PiDGiN protest attracts notice from Vancouver-Mount Pleasant candidates

    1 of 1 2 of 1

      Except for B.C. Liberal Celyna Sia Sherst, the rest of the candidates in Vancouver-Mount Pleasant have something to say about the protests outside PiDGiN restaurant.

      Picketed regularly by antigentrification activists since February 5, the Downtown Eastside establishment is in the electoral district that B.C. NDP MLA Jenny Kwan has represented since 1996.

      The Straight asked Kwan and her challengers by phone what they think about the pickets. “Since 2001, British Columbia has not had a permanent affordable-housing program in place and people are feeling very pressured,” Kwan said. “There’s no question about that, and people are expressing this point of view by way of protest.”

      It’s a complicated issue, according to Barinder Hans of the Green Party of B.C. “I’m a small-business owner and I always encourage other business and development in the community, especially if it can bring money into the Downtown Eastside,” Hans said. “But at the same time, I think the PiDGiN protests are indicative of a larger frustration with gentrification.”

      Peter Marcus of the Communist Party of B.C. said that the protests are misplaced: “The restaurant is not the issue. It’s the class cleansing that’s going on in that area.”

      PiDGiN prices are affordable, much like in a Denny’s, William Austin of the B.C. Marijuana Party noted. “I don’t think they’re a big evil,” Austin said about the restaurant. “So the short answer is that they [protesters] should stop.”

      Jeremy Gustafson, an independent, said: “I support the philosophy of what they’re [protesters are] trying to say.

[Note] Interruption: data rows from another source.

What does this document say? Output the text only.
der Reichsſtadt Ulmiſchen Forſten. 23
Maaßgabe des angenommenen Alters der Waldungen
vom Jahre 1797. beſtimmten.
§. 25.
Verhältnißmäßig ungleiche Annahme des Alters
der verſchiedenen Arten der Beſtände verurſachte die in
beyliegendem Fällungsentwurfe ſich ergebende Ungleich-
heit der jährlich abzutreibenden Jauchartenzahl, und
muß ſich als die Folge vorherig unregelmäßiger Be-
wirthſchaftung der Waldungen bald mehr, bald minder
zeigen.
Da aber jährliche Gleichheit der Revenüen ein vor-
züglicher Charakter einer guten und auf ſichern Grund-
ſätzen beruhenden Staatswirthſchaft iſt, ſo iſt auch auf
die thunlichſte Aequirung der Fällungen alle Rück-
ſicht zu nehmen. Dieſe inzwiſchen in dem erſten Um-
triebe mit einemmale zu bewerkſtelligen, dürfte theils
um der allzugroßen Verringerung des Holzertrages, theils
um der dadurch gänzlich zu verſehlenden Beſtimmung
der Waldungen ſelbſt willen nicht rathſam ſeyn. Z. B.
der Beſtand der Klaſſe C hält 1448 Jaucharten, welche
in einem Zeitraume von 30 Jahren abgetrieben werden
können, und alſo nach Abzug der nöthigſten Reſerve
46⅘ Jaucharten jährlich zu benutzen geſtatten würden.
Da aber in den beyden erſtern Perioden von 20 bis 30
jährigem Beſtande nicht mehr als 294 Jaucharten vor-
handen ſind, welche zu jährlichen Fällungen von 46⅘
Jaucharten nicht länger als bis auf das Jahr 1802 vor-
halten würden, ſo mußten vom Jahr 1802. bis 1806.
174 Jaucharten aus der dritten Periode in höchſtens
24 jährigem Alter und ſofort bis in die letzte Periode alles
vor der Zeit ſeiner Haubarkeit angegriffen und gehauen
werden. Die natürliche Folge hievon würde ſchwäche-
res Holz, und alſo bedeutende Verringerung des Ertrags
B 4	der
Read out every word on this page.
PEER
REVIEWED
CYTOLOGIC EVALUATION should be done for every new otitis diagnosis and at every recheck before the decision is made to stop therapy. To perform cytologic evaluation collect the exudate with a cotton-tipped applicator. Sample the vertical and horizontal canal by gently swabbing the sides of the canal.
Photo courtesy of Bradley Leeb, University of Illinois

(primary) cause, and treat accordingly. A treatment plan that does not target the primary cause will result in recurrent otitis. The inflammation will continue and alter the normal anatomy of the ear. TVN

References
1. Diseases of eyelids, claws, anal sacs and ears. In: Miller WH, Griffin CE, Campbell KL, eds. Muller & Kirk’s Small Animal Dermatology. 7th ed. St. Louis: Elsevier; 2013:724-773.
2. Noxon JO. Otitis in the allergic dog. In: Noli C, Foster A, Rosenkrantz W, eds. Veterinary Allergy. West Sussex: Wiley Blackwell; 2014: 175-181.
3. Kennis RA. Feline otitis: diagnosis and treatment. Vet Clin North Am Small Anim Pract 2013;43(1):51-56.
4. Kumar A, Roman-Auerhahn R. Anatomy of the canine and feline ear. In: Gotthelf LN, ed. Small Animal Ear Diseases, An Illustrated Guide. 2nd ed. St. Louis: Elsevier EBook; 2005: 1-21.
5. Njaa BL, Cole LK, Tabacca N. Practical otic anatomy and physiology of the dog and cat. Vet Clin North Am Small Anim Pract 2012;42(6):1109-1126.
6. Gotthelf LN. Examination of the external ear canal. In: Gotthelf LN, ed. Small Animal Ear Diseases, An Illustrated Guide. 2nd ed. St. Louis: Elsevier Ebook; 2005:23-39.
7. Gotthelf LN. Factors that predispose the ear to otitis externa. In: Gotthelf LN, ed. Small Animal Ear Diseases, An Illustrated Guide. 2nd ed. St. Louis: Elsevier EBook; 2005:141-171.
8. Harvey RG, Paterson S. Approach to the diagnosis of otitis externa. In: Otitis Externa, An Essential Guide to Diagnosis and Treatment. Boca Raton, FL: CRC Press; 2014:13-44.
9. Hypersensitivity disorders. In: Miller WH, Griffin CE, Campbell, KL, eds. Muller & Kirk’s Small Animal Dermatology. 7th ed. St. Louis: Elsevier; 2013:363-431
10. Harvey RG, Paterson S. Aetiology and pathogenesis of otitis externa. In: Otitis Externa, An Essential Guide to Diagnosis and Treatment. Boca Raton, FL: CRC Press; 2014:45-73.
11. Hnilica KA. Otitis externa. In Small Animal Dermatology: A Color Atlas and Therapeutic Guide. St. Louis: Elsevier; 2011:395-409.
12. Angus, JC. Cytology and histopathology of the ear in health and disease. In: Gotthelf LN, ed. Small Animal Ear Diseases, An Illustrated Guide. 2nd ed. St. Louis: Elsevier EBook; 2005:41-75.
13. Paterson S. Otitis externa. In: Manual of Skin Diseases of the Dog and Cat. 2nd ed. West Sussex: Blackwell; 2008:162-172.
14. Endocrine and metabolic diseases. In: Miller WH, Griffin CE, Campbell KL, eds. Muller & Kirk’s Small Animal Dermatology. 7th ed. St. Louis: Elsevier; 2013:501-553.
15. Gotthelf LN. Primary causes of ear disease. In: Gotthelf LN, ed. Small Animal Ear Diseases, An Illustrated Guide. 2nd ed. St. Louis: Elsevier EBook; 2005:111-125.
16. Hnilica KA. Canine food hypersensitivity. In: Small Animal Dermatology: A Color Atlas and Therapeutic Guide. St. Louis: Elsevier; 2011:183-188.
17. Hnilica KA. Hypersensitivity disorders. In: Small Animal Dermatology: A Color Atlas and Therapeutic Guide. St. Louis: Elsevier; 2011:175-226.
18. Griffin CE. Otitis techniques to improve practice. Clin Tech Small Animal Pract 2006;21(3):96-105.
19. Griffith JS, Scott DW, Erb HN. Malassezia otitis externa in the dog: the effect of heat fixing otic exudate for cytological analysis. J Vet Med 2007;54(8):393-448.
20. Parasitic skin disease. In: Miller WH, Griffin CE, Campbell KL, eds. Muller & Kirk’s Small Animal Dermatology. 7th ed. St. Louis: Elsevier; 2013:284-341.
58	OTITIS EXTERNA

But I don’t think they’re going about it correctly.”

      Comments

      8 Comments

      RealityCheck

      May 9, 2013 at 9:16am

      Absolutely disgraceful that Jenny Kwan didn't condemn the harassment of this legal, socially responsible small business.

      RUK

      May 9, 2013 at 10:02am

      @RC

      I don't agree with the scapegoating of Pidgin either, but Jenny Kwan was probably not wanting to inflame the situation. She has gone to bat for the safe injection site, has spoken at CCAP, has talked about homelessness action week in the House - basically she is a friend of the social justice peeps, not the gentrifiers. And you'll note she didn't say that she thought that the restaurant deserved it, which is the politician in her.

      RUK

      May 9, 2013 at 10:04am

      I'll tell you who we should be remembering for this debacle: COPE. Nicholas Ellan and Kim Hearty are congratulating the protests in the guise of writers for the Mainlander, while also acknowledging that they in fact participating in perpetuating it.

      Rolf Auer

      May 9, 2013 at 6:22pm

      By ignoring the necessity of building social housing, people in Vancouver--usually well-off people in Vancouver, that is--are saying they don't care about low-income people. That's class warfare.

      wut

      May 9, 2013 at 7:44pm

      No MLA should be 'condemning' the protest. It's not their job to condemn freedom of protest and tell us what to do. It's their job to govern the province under the mandate we elect, in a totally transparent and non corrupt fashion without interfering with our rights.

      I wouldn't trust any candidate who used this protest as a media showcase for their campaign so they can easily ride the conservative populist bandwagon and condemn the protest. Who knows what they are liable to do once they get into office.

      This is a community protest that doesn't need to defer to authority they can work it out themselves, if not cops will deal with it should any laws get broken.

      There's plenty of new hipster bars around 000 block hastings to cater to film school students that don't have any protesters. But then again they aren't named 'Derelicte' or 'Skid Row Tapas' and they didn't open directly across from "The People's Pidgin Park", a well known festering slum and community advocacy area, and name themselves after it to be poverty chic.

      gentrified

      May 9, 2013 at 8:39pm

      meanwhile spartacus books just got an eviction letter, building was sold to real estate speculators who want to flip it into million dollar condos. dans brewing also evicted.

      there will be no artist centers or community forums or anything left in vancouver. just mega corporations until that bubble bursts and we repeat the cycle all over again.

      i was in montreal a few years ago and asked a friend how his rent was so cheap for such an awesome area that he lived in. simple response: no foreign real estate speculation allowed. that prevents all the land from becoming impossible for locals to access

      Brandon Grossutti

      May 9, 2013 at 10:37pm

      No one's disputing the need for social housing. We serve food not policy

      Danielle LaFrance

      May 14, 2013 at 1:59pm

      Completely missing the point Brandon. By serving food in an area where people have been strategically displaced from their community for decades only lends itself to this process. Hiding behind the poor-business-person motif only means you're unwillingness to acknowledge your complicity. Maybe take a moment to set aside your ego and come to terms with how new business ventures in the DTES do effect policy and do impact the lives of people who have been living there for years.